If you own an interest in a closely held business, it’s critical to have a well-designed, properly funded buy-sell agreement. Without one, an owner’s death can have a negative effect on the surviving owners.
If one of your co-owners dies, for example, you may be forced to go into business with his or her family or other heirs. And if you die, your family’s financial security may depend on your co-owners’ ability to continue operating the business successfully.
There’s also the question of estate taxes. With the federal gift and estate tax exemption currently at $5.34 million, estate taxes affect fewer people than they once did. But estate taxes can bring about a forced sale of the business if your estate is large enough and your family lacks liquid assets to satisfy the tax liability.
A buy-sell agreement requires (or permits) the company or the remaining owners to buy the interest of an owner who dies, becomes disabled, retires or otherwise leaves the business. It also establishes a valuation mechanism for setting the price and payment terms. In the case of death, the buyout typically is funded by life insurance, which provides a source of liquid funds to purchase the deceased owner’s shares and cover any estate taxes or other expenses.
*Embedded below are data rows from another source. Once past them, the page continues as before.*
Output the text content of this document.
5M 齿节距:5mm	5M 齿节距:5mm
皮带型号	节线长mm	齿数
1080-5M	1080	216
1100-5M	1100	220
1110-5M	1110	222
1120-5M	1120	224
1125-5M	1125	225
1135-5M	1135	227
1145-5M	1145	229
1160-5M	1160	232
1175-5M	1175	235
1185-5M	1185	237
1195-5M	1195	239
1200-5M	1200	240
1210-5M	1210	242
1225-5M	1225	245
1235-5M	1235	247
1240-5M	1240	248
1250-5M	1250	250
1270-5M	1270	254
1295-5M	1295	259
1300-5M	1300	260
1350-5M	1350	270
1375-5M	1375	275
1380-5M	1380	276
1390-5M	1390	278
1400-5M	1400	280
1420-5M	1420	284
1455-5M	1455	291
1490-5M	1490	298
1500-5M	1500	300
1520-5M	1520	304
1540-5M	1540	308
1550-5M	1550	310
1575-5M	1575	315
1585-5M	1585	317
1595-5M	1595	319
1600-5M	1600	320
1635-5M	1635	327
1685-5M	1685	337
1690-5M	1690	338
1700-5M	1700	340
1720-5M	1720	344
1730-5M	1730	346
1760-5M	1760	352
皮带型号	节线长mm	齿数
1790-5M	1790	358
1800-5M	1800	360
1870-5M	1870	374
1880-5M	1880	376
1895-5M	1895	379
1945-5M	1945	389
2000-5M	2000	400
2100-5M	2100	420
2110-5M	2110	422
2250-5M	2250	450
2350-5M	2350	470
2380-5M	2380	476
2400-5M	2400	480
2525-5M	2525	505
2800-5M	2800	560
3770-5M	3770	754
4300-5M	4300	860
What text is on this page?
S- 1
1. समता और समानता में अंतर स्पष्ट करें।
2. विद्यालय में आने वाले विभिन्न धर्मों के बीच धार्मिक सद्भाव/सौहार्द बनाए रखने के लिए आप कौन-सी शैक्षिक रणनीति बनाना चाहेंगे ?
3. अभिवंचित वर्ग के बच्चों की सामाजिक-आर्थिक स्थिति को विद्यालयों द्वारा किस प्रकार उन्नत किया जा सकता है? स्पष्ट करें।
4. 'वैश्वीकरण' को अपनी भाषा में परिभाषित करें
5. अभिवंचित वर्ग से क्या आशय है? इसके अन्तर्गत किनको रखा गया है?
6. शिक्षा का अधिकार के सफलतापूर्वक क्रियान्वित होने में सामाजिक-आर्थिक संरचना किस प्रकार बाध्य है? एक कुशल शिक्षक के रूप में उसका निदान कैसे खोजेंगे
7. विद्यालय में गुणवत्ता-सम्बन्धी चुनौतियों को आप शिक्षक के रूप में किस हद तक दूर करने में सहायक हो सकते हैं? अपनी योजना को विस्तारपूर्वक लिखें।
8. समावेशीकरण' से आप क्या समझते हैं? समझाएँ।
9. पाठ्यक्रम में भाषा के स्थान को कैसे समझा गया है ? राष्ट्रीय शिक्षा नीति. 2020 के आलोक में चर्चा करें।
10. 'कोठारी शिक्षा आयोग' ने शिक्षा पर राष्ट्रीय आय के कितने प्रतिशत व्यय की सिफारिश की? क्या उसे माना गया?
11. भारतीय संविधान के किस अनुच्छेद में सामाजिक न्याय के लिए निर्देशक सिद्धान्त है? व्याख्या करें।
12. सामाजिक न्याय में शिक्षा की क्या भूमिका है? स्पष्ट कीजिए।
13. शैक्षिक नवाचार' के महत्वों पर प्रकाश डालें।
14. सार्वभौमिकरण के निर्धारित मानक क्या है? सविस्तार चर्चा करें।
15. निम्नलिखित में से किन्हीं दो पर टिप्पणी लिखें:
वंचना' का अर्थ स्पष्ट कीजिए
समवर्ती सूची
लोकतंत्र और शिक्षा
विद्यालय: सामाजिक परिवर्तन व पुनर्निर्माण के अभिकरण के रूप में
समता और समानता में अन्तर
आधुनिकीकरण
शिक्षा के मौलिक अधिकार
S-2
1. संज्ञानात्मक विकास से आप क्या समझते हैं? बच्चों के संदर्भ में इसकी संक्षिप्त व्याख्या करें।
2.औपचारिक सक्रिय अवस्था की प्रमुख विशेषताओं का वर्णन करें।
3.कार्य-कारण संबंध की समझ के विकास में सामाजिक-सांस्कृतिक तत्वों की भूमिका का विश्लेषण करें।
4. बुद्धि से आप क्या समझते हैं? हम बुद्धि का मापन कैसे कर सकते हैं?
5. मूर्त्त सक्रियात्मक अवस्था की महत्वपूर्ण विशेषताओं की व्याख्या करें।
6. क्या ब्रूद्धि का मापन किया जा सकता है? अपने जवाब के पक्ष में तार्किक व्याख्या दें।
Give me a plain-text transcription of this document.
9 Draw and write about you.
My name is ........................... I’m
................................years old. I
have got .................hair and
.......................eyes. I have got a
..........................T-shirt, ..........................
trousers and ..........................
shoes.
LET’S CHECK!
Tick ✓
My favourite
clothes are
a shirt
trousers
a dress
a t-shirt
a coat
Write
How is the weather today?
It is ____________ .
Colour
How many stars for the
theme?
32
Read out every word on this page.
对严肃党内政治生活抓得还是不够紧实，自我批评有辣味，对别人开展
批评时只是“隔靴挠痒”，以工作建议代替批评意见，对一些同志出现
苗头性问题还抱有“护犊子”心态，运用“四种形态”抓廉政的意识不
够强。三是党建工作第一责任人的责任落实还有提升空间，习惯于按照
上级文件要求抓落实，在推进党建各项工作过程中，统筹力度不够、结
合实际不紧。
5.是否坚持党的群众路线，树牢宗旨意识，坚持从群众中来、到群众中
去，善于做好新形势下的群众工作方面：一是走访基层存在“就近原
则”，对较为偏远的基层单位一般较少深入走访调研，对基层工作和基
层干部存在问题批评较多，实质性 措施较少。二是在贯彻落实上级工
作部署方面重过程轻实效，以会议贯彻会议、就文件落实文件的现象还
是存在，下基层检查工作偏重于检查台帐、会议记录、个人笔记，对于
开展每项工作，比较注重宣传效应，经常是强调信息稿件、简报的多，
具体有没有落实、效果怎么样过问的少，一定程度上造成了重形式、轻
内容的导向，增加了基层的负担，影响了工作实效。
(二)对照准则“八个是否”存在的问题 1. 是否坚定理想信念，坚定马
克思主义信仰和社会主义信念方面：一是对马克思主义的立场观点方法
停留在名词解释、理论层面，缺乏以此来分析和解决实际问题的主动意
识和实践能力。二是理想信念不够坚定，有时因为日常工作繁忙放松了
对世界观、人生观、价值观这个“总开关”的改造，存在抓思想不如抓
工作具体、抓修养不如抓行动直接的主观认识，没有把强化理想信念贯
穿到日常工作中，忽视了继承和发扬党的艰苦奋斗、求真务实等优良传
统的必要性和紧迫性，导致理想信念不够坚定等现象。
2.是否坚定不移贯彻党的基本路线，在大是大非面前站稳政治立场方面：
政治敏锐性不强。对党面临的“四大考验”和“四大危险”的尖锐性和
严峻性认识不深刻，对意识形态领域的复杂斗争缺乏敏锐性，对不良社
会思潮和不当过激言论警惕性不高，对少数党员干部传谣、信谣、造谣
There are two basic types of a buy-sell agreement: a redemption agreement, under which the business buys back a departing owner’s interest, and a cross-purchase agreement, under which the remaining owners buy the interest.
Depending on the structure of your business and other factors, the type of agreement you choose may have significant income tax implications. Your advisor can help you design a buy-sell agreement that’s right for your business.